Gold wraps itself round US$1,800 as traders await Jackson Hole

A weekly market summary for gold, Aug 23-27

Aug 28, 2021

Avtar Sandu

The writer is senior manager, commodities, Phillip Futures


GOLD prices spent most of the week around the US$1,800 psychological level, wedged between two major technical moving averages. With the symposium of central bankers, policymakers and economists looming at Jackson Hole, investors would rather await the outcomes from the annual event and let prices drift within from the twilight zone between the narrow 50-day and 200-day EMAs.

Gold started the week on a buoyant note, rushing to a two-week high to cross over the 50-day EMA and US$1,800 handle on Monday as a retreat in the dollar pushed investors to bullion. Rising Delta variant coronavirus cases had driven expectations that the US Federal Reserve might delay tapering of assets purchases. Prior to the breakout of prices, gold prices have gone back and forth during the course of the previous week below the 50-day EMA in an extremely tight range.

There have been other key themes that investors paid attention to this week. US President Joe Biden rejected pleas from allies in the Group of Seven, saying he was sticking with his Aug 31 deadline to fully exit Afghanistan, amid an increasingly deteriorating security situation in Afghanistan and a suicide bomb attack in Kabul. Meanwhile, in a world overwhelmed by Covid's Delta variant, infections continue to rise.
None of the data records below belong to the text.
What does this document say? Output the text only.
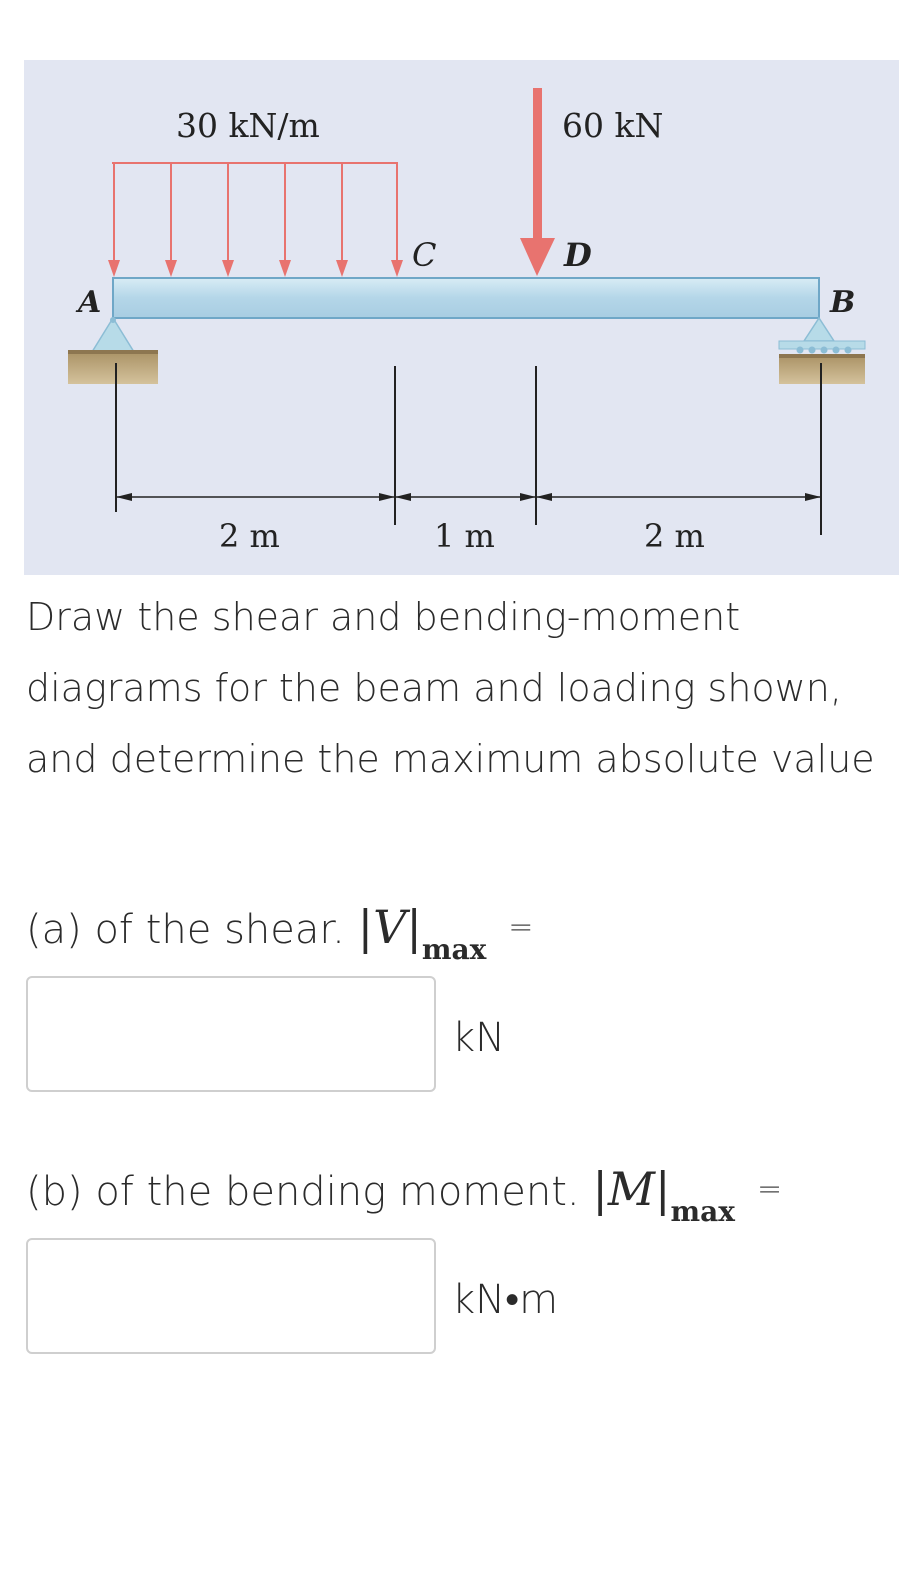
30 kN/m	60 kN
A	B
C	D
2 m	1 m	2 m
Draw the shear and bending-moment diagrams for the beam and loading shown, and determine the maximum absolute value
(a) of the shear. $|V|_{max}=$
kN
(b) of the bending moment. $|M|_{max}=$
kN•m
Technical analysis for Comex December Gold Futures (GCZ21)

After the spectacular recovery of gold prices preceding the sell-off in mid-August, gold traders took a breather. Since then, gold has made only one significant eye-catching move of US$30 when it broke above the 50-day EMA and the US$1,800 resistance simultaneously.

The benchmark December gold hugged the US$1,800 handle, with prices bubbling not too far away from it and the 50-day EMA. So, it was not too unexpected that the GC contract left the 200-day EMA resistance at US$1,820 untested. Yet as the adage goes, there is calm before the storm. Do expect some volatility to emerge out of Jackson Hole.

A hawkish Fed would induce heavy selling which would collapse prices below US$1,680 to breach the major "double bottom" pattern formed in March. The breach would be considered an indication of the resumption of the bear trend, and may bring the gold market to test the next major support at US$1,550 an ounce. A hawkish Fed points to higher interest rates which benefits other instruments which unlike gold, are interest bearing.

If the Fed continues to hang on to an overtly dovish stance, gold prices would appreciate. A clear break above the 200-day EMA couple with heavy volume of trade may provide the technical clue needed to convince traders that it is in a rally mode again. The 200-day EMA is at US$1,820. The next resistance level is at US$1,839, followed by US$1,860, then the psychological US$1,900 and US$1,923 levels. But a breakout to the top side could also bring about a renaissance of the dollar and take away the shine from gold.